Glossary · Noun · Return Metric

MOIC (Multiple on Invested Capital)

MOIC defined: total value returned divided by capital invested, the cash-on-cash multiple that measures how many times the money came back, read alongside IRR.

Exhibit
IRR falls as the holding period lengthens, for a fixed 3.0x MOIC A downward curve. Holding a 3.0x multiple over more years lowers the annualized IRR: about 44% at 3 years, about 25% at 5 years, about 17% at 7 years. 0% 25% 50% 345678 Holding period (years) 3.0x in 5 yrs ≈ 25% IRR

MOIC (Multiple on Invested Capital) is total value returned divided by capital invested, also called the multiple of invested capital or, at the fund level, TVPI. It is a pure measure of how many times the money was returned, with no regard to time, which is why it is also known as the cash-on-cash multiple.

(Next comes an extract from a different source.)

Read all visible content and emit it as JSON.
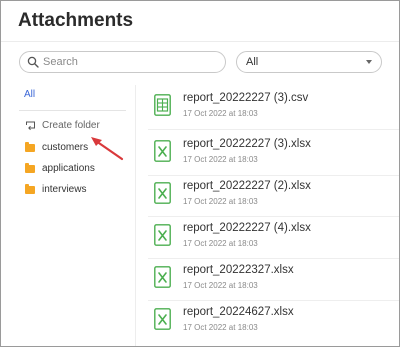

Put in a dollar, get three back, and the MOIC is 3.0x.

Why it matters

MOIC answers the question "how many dollars did we make per dollar in," the complement to IRR's "how fast." Together they describe a return completely: magnitude and speed. A deal can post a striking IRR on a thin MOIC, or a modest IRR on a large MOIC, and only seeing both tells you which return actually moved the fund.

Worked example

Equity in, equity out

Put in $60M of equity, return $180M at exit, and the MOIC is 3.0x. That same 3.0x is roughly a 25% IRR over a five-year hold. Stretch the hold and the MOIC is unchanged while the IRR drifts down, which is exactly why the two numbers belong side by side.

The common mistake

Comparing MOICs across very different hold periods without looking at IRR. A 2.0x in three years and a 2.0x in eight years are the same multiple but very different annualized returns. MOIC tells you the size of the win; IRR tells you whether it came fast enough to matter to the fund's overall performance.

Calculator

Implied IRR24.6%

Assumes a single entry and exit, with no interim cash flows.

Frequently asked
What does MOIC stand for?
Multiple on Invested Capital. It is total value returned divided by capital invested, also called the multiple of invested capital or, at the fund level, TVPI. It is the cash-on-cash multiple.
What is a good MOIC?
Buyout deals are often underwritten toward a 2.0x to 3.0x gross MOIC over the hold, though the right target depends on hold period and risk. A 2.5x in four years is a very different annualized return from a 2.5x in eight years.
How are MOIC and IRR related?
MOIC measures magnitude and IRR measures speed. A 3.0x MOIC earned over five years is roughly a 25% IRR. The same MOIC over a longer hold produces a lower IRR, so the two are always read together.